The Government of New Zealand provides strong support and social services for victims of all crimes, including trafficking, through the New Zealand Council of Victim Support Groups. Under the Victim's Rights Act of 2002 police attend to victims' immediate welfare needs, such as food and shelter. The law currently allows foreign victims temporary legal residence and relief from prosecution for immigration offenses, and the Interagency Working Group (IWG) is considering a specific immigration status for trafficking victims and longer-term support services in the national plan of action. The government offers support services for children involved in, or at risk of, commercial sexual exploitation. No identified victims were jailed, fined, or deported. It is possible, however, that foreigners were not identified by police and immigration officials as possible trafficking victims. New Zealand significantly contributed to victim protection programs in the Mekong Sub-Region and the Pacific Island region. No victims of trafficking were proactively identified by the government during the reporting period, besides the aforementioned children found exploited in New Zealand's commercial sex trade.

Prevention

The Government of New Zealand demonstrated inconsistent efforts to prevent human trafficking. During the year, it did not run campaigns to raise public awareness of trafficking risks, nor did it take steps to reduce demand for commercial sex acts. It did make efforts, however, to educate officials on trafficking and their obligations under the laws and included funding for anti-traficking awareness campaigns in next year's budget. The IWG, as part of the national plan of action process, worked with NGOs and civil society, and published its activities on a Ministry web site.
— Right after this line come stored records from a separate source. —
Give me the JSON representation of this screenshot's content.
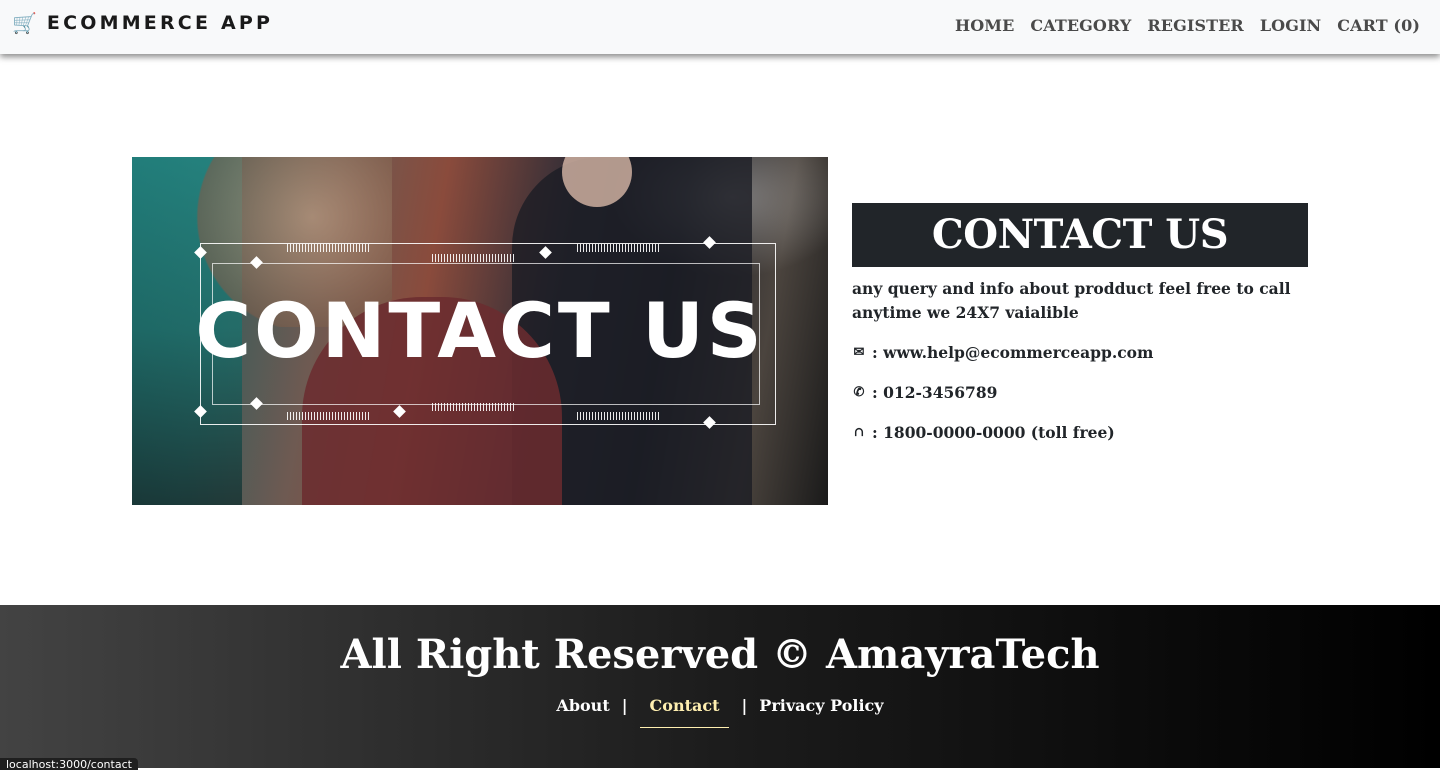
{
  "navbar": {
    "brand_icon": "🛒",
    "brand": "ECOMMERCE APP",
    "links": [
      "HOME",
      "CATEGORY",
      "REGISTER",
      "LOGIN",
      "CART (0)"
    ]
  },
  "hero": {
    "image_text": "CONTACT US"
  },
  "contact": {
    "title": "CONTACT US",
    "description": "any query and info about prodduct feel free to call anytime we 24X7 vaialible",
    "email": ": www.help@ecommerceapp.com",
    "phone": ": 012-3456789",
    "tollfree": ": 1800-0000-0000 (toll free)",
    "icons": [
      "mail-icon",
      "phone-icon",
      "headset-icon"
    ]
  },
  "footer": {
    "title": "All Right Reserved © AmayraTech",
    "links": [
      "About",
      "Contact",
      "Privacy Policy"
    ],
    "separator": "|",
    "active_link": "Contact",
    "active_color": "#ffefb0"
  },
  "status_url": "localhost:3000/contact"
}
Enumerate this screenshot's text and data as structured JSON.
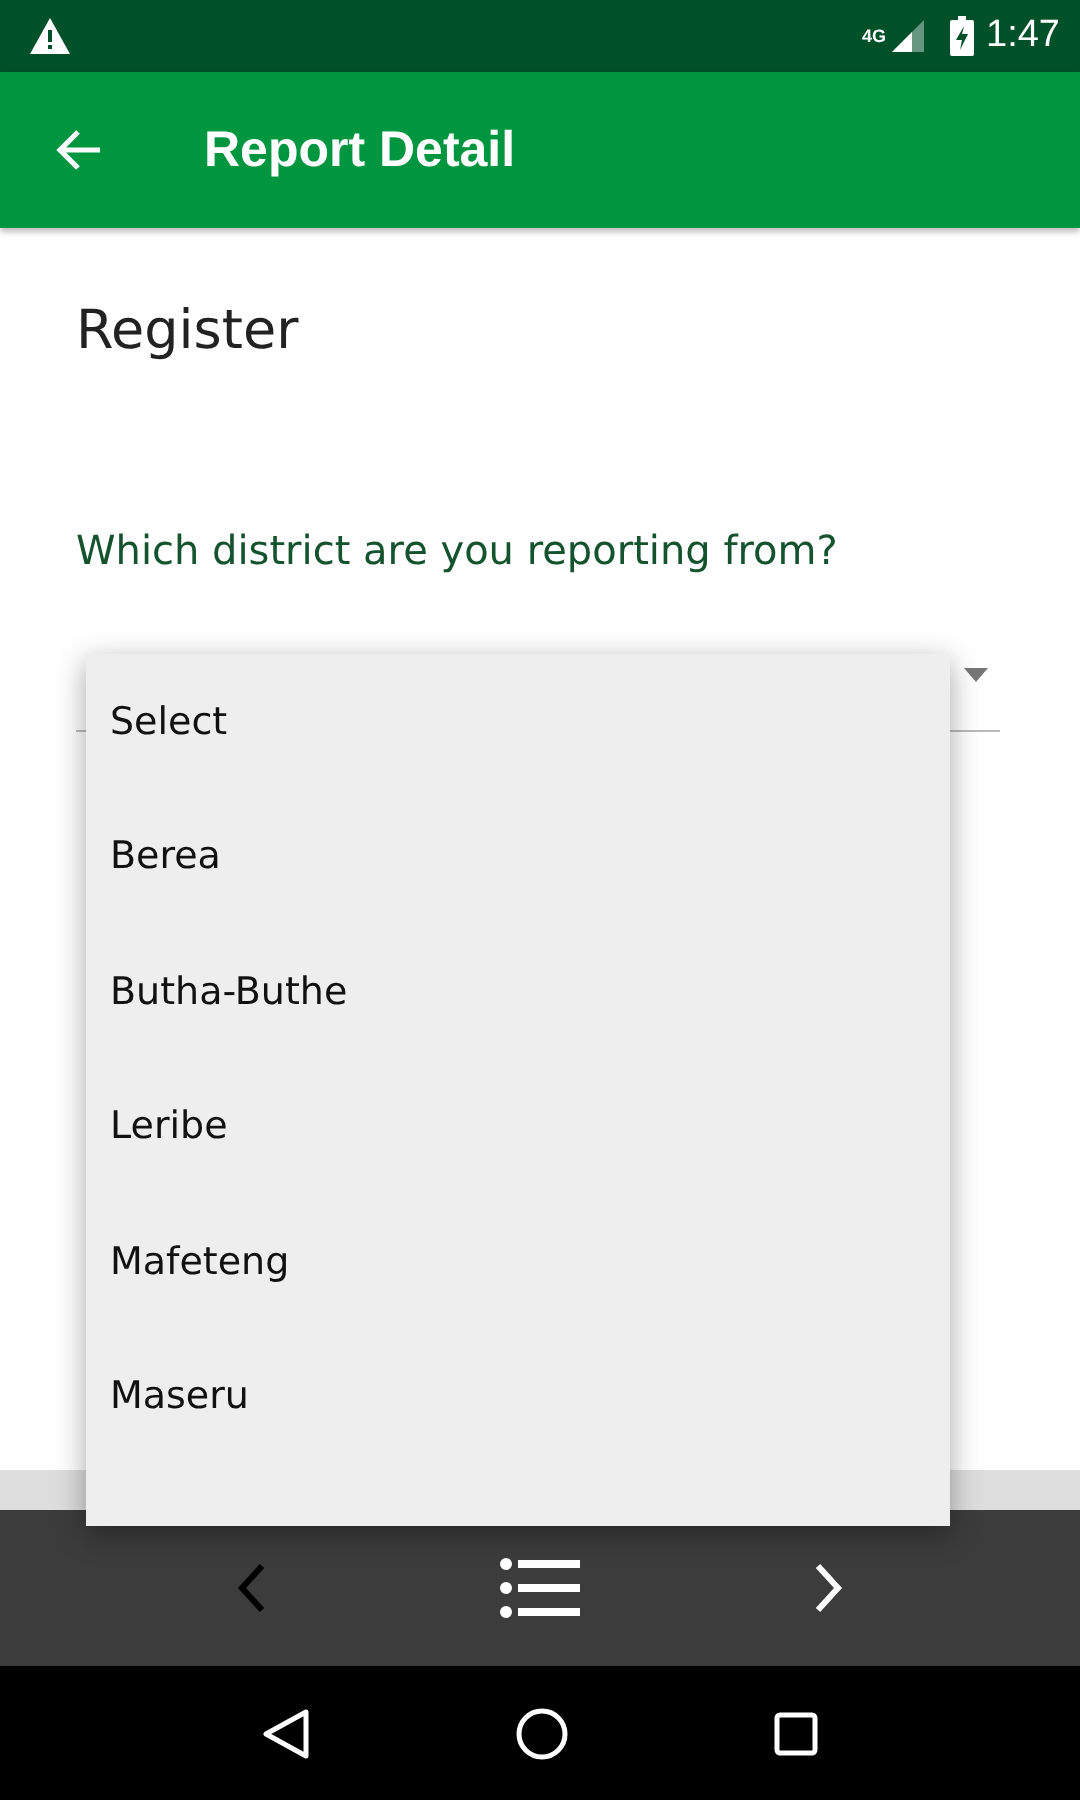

An assumption that all women engaging in prostitution in New Zealand do so willingly appears to underpin official policy and programs, and has inhibited public discussion and examination of indications that trafficking exists within both the decriminalized and illegal sex industries. New Zealand remained active in international efforts to monitor and prevent trafficking. Its foreign assistance agency provided substantial funding to countries and organizations to build countries' anti-trafficking capacity, to prevent trafficking, and to provide services to victims. New Zealand emphasized its laws on child sex tourism, which apply extraterritorially, on its travel webpage. The government provided anti-trafficking training to military personnel assigned to international peacekeeping missions prior to their deployment. There were no reports of New Zealand peacekeeping personnel involved in trafficking or exploiting trafficking victims during the year.